On Friday the Empire Room of the New York State Fairgrounds played host to a conglomeration of Labor Union heads and state and local political representatives along with a select number of invited individuals who all gathered to listen to Sen. Hillary Clinton and her husband, former United States President Bill Clinton.
Eliot Spitzer, New York State’s attorney general, peppered his introduction of the “former attorney general of Arkansas” with jokes about Bill Clinton’s drawing power with today’s youth, specifically his daughter Sarah Beth.
“When I told her that we were going to the fair to hear the Clintons speak she said ‘That’s OK, but can we still go on the rides?’ so I guess we still have a little ways to go with the younger generation,” he said.
After his introduction, Bill Clinton countered Spitzer’s claim.
“I am not sure that it is just our children who don’t know what we do,” he said. “Hillary’s mother Dorothy is here today to see what her daughter does.”
Although he kept his comments brief before conceding the podium to his wife, Clinton touched on several topics including Sept. 11, the current economic situation and how toleration of diversity has made the United States so strong for over 200 years.
“We all have to keep in mind that no human enterprise is an unbroken line of progress and no one has the whole truth,” he said.
After the event, he elaborated on current events including the pending decision by the current president on removal of Saddam Hussein’s regime in Iraq. He said that any decision to attack needs to come only after a serious assessment of the consequences and ramifications that such the move would come with.
“If we attacked now, would it be a net increase in the security of America?,” he asked.

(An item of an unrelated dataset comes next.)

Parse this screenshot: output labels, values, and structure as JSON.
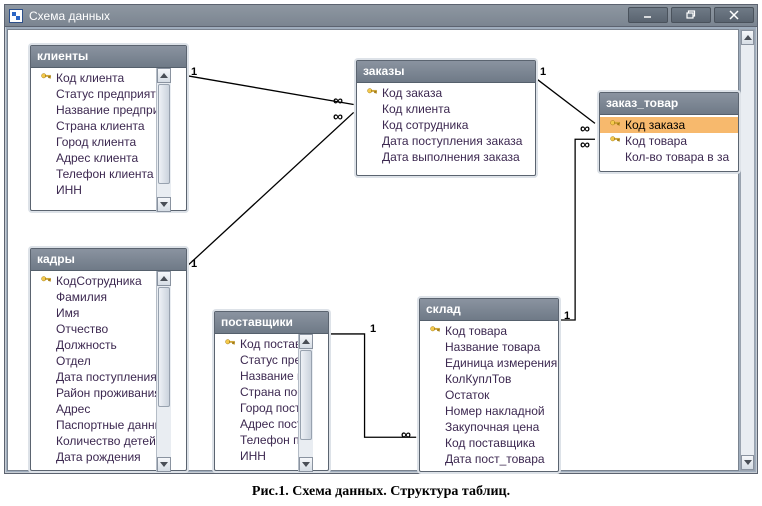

Clinton added that he is in an underprepared role to make a truly educated decision on the matter because he does not have the intelligence reports that the president does. Although he added that if he did have damning evidence that Hussein was planning terrorist action, he would launch an attack.
“If I knew that they were going to attack Israel next week then it would be over for me. I would do it,” he said.
Hillary’s comments, on the other hand, were focused less on the Persian Gulf and more on the Finger Lakes. She focused on a rehabilitation of the upstate region through a balance of economic revival and a push for increased tourism by protecting some of the area’s natural resources.
“Some people say ‘I want economic development’ and some say ‘I want environmental sustainability.’ Well, what I want is environmentally sensible and a sustainable economic development,” she said.
She added that thanks to the Erie Canal, upstate New York is largely responsible for the progress and success of the national economy since the early 19th century. She predicted that it is the tourism industry that will be the next big thing to come to Central New York.
“We need to get some identity and branding in our regions,” she said.
She ended her speech with optimism that the unity caused after the terrorist attacks on Sept. 11 has not only speeded along important bills in congress but also erased many lines that once divided the state of New York.
“I know that since 9/11 we have really become one state. There was no upstate or downstate or Democrat and Republican; and I think that we got more done in congress, and I think that we will continue to get more done,” she said.
Outside the Empire Room gathered a crowd that could have rivaled some of the fans of the rock stars who came to the fair this year. As the former first couple of the United States made their way through the roped off area toward the veterans memorial and newly dedicated Sept. 11 memorial, admirers clamored for a handshake or autograph.
One fan was Joyce Jewell, who was already sporting a signed Hillary Clinton shirt and a sign featuring a picture of herself with the senator during a campaign stop in Van Buren Park in 2000 with a caption reading “An Intelligent Hearing Aid.”
Although Jewell said that she admired Hillary for her stance on senior citizen rights and prescription drug coverage, there was something a little more urgent on her mind.
“I was just hoping she could sign my sign,” she said.